Later start times can be a win-win for Fairfax County students and the budget. Recent FCPS staff work has shown that it is possible to fix $20 million worth of current problems in the system PLUS have later start times for high school students at a cost of about $4.3 million. This is a savings of almost $16 million. We are hoping that the staff’s next draft of a bell schedule plan will find even more savings to accomplish these two goals at NO cost or net savings right from the start.

We will have to do something about the current state of school transportation –including overlong ride times, lightly loaded runs, late deliveries, excessively early morning drop-offs, overcrowded buses, long Kiss ‘N Ride lines, etc.—which carry a $20 million price tag just to reach “an acceptable level of service.” (March 12, 2007, School Board work session document, “FTS-Consultant Follow-up.” see p. 2). These are not problems that can be ignored. Independent consultants compared the FCPS transportation system to the levies in New Orleans before Hurricane Katrina.

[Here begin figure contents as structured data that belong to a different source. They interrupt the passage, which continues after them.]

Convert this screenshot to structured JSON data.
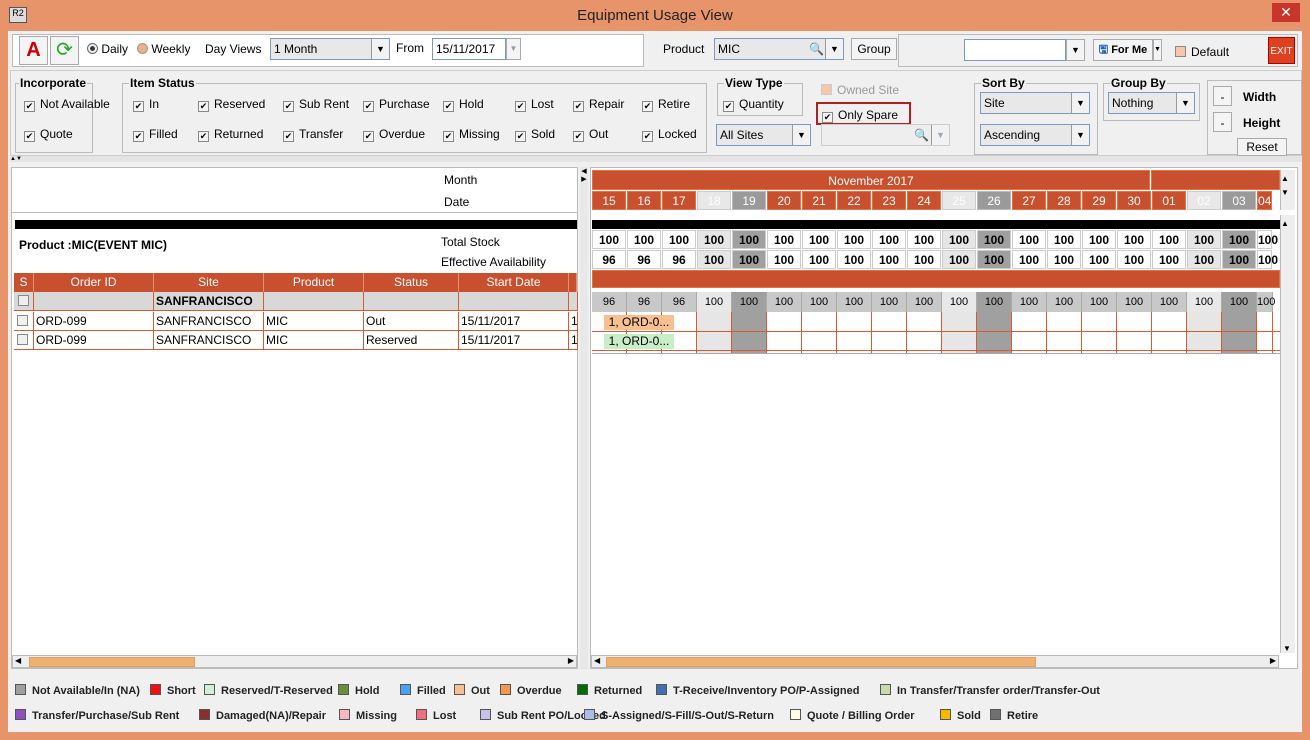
{
  "window": {
    "title": "Equipment Usage View",
    "app_icon": "R2"
  },
  "toolbar": {
    "daily": "Daily",
    "weekly": "Weekly",
    "day_views_label": "Day Views",
    "day_views_value": "1 Month",
    "from_label": "From",
    "from_value": "15/11/2017",
    "product_label": "Product",
    "product_value": "MIC",
    "group_button": "Group",
    "preset_value": "",
    "for_me": "For Me",
    "default_label": "Default",
    "exit": "EXIT"
  },
  "filters": {
    "incorporate": {
      "title": "Incorporate",
      "items": [
        "Not Available",
        "Quote"
      ]
    },
    "item_status": {
      "title": "Item Status",
      "items": [
        "In",
        "Reserved",
        "Sub Rent",
        "Purchase",
        "Hold",
        "Lost",
        "Repair",
        "Retire",
        "Filled",
        "Returned",
        "Transfer",
        "Overdue",
        "Missing",
        "Sold",
        "Out",
        "Locked"
      ]
    },
    "view_type": {
      "title": "View Type",
      "quantity": "Quantity",
      "sites": "All Sites"
    },
    "owned_site": "Owned Site",
    "only_spare": "Only Spare",
    "sort_by": {
      "title": "Sort By",
      "field": "Site",
      "order": "Ascending"
    },
    "group_by": {
      "title": "Group By",
      "value": "Nothing"
    },
    "size": {
      "minus": "-",
      "width": "Width",
      "height": "Height",
      "reset": "Reset"
    }
  },
  "left": {
    "month_label": "Month",
    "date_label": "Date",
    "product_label": "Product :MIC(EVENT MIC)",
    "total_stock": "Total Stock",
    "effective_availability": "Effective Availability",
    "columns": [
      "S",
      "Order ID",
      "Site",
      "Product",
      "Status",
      "Start Date"
    ],
    "group_row": "SANFRANCISCO",
    "rows": [
      [
        "ORD-099",
        "SANFRANCISCO",
        "MIC",
        "Out",
        "15/11/2017",
        "1"
      ],
      [
        "ORD-099",
        "SANFRANCISCO",
        "MIC",
        "Reserved",
        "15/11/2017",
        "1"
      ]
    ]
  },
  "calendar": {
    "month": "November 2017",
    "days": [
      {
        "d": "15",
        "t": "w"
      },
      {
        "d": "16",
        "t": "w"
      },
      {
        "d": "17",
        "t": "w"
      },
      {
        "d": "18",
        "t": "we"
      },
      {
        "d": "19",
        "t": "gr"
      },
      {
        "d": "20",
        "t": "w"
      },
      {
        "d": "21",
        "t": "w"
      },
      {
        "d": "22",
        "t": "w"
      },
      {
        "d": "23",
        "t": "w"
      },
      {
        "d": "24",
        "t": "w"
      },
      {
        "d": "25",
        "t": "we"
      },
      {
        "d": "26",
        "t": "gr"
      },
      {
        "d": "27",
        "t": "w"
      },
      {
        "d": "28",
        "t": "w"
      },
      {
        "d": "29",
        "t": "w"
      },
      {
        "d": "30",
        "t": "w"
      },
      {
        "d": "01",
        "t": "w"
      },
      {
        "d": "02",
        "t": "we"
      },
      {
        "d": "03",
        "t": "gr"
      },
      {
        "d": "04",
        "t": "w"
      }
    ],
    "total_stock": [
      "100",
      "100",
      "100",
      "100",
      "100",
      "100",
      "100",
      "100",
      "100",
      "100",
      "100",
      "100",
      "100",
      "100",
      "100",
      "100",
      "100",
      "100",
      "100",
      "100"
    ],
    "effective": [
      "96",
      "96",
      "96",
      "100",
      "100",
      "100",
      "100",
      "100",
      "100",
      "100",
      "100",
      "100",
      "100",
      "100",
      "100",
      "100",
      "100",
      "100",
      "100",
      "100"
    ],
    "site_row": [
      "96",
      "96",
      "96",
      "100",
      "100",
      "100",
      "100",
      "100",
      "100",
      "100",
      "100",
      "100",
      "100",
      "100",
      "100",
      "100",
      "100",
      "100",
      "100",
      "100"
    ],
    "bookings": [
      {
        "label": "1, ORD-0...",
        "color": "#F8C090"
      },
      {
        "label": "1, ORD-0...",
        "color": "#C8EEC8"
      }
    ]
  },
  "legend": [
    {
      "label": "Not Available/In (NA)",
      "color": "#A0A0A0"
    },
    {
      "label": "Short",
      "color": "#F01010"
    },
    {
      "label": "Reserved/T-Reserved",
      "color": "#D0F0D8"
    },
    {
      "label": "Hold",
      "color": "#6B8E3A"
    },
    {
      "label": "Filled",
      "color": "#4DA0F0"
    },
    {
      "label": "Out",
      "color": "#F8C090"
    },
    {
      "label": "Overdue",
      "color": "#F89850"
    },
    {
      "label": "Returned",
      "color": "#007000"
    },
    {
      "label": "T-Receive/Inventory PO/P-Assigned",
      "color": "#4070B0"
    },
    {
      "label": "In Transfer/Transfer order/Transfer-Out",
      "color": "#C8DCA8"
    },
    {
      "label": "Transfer/Purchase/Sub Rent",
      "color": "#9050C0"
    },
    {
      "label": "Damaged(NA)/Repair",
      "color": "#8B2E2E"
    },
    {
      "label": "Missing",
      "color": "#F8B8C0"
    },
    {
      "label": "Lost",
      "color": "#F07080"
    },
    {
      "label": "Sub Rent PO/Locked",
      "color": "#C8C0E8"
    },
    {
      "label": "S-Assigned/S-Fill/S-Out/S-Return",
      "color": "#A8C0E8"
    },
    {
      "label": "Quote / Billing Order",
      "color": "#FFFBE0"
    },
    {
      "label": "Sold",
      "color": "#F8B800"
    },
    {
      "label": "Retire",
      "color": "#707070"
    }
  ]
}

SLEEP continues to focus on the transportation system and to lobby for changes that will decrease costs AND provide bell schedules that meet our students’ physical, mental and academic needs. Already, staff has found significant efficiencies while designing proposed new bell schedules, including updating routing maps that contained “collected errors and hidden glitches that had developed in the old map over the course of the past 20 years.” (“Bell Schedule Revision, Iteration #1,” July 14, 2008)

Attending to budget concerns provides opportunities to change the transportation system to improve efficiencies, decrease costs AND deliver our students to school when they are awake and ready to learn.

In tight budget times, it is more important than ever to make sure that our resources are used wisely and that our teachers are providing instruction during a time when students are able to learn and make the most of the resources that are still available.

Later start times confer huge benefits for students, families, and the community. These include less opportunity for juvenile crime and victimization, violence and risky behaviors that occur most frequently in the afternoons before adults get home from work, lower drop-out rates, lower absenteeism and tardiness, decreased traffic, fewer car accidents, fewer illnesses and lower medical costs, to name a few. Now’s the time to make this change and help families, the community and local government save money.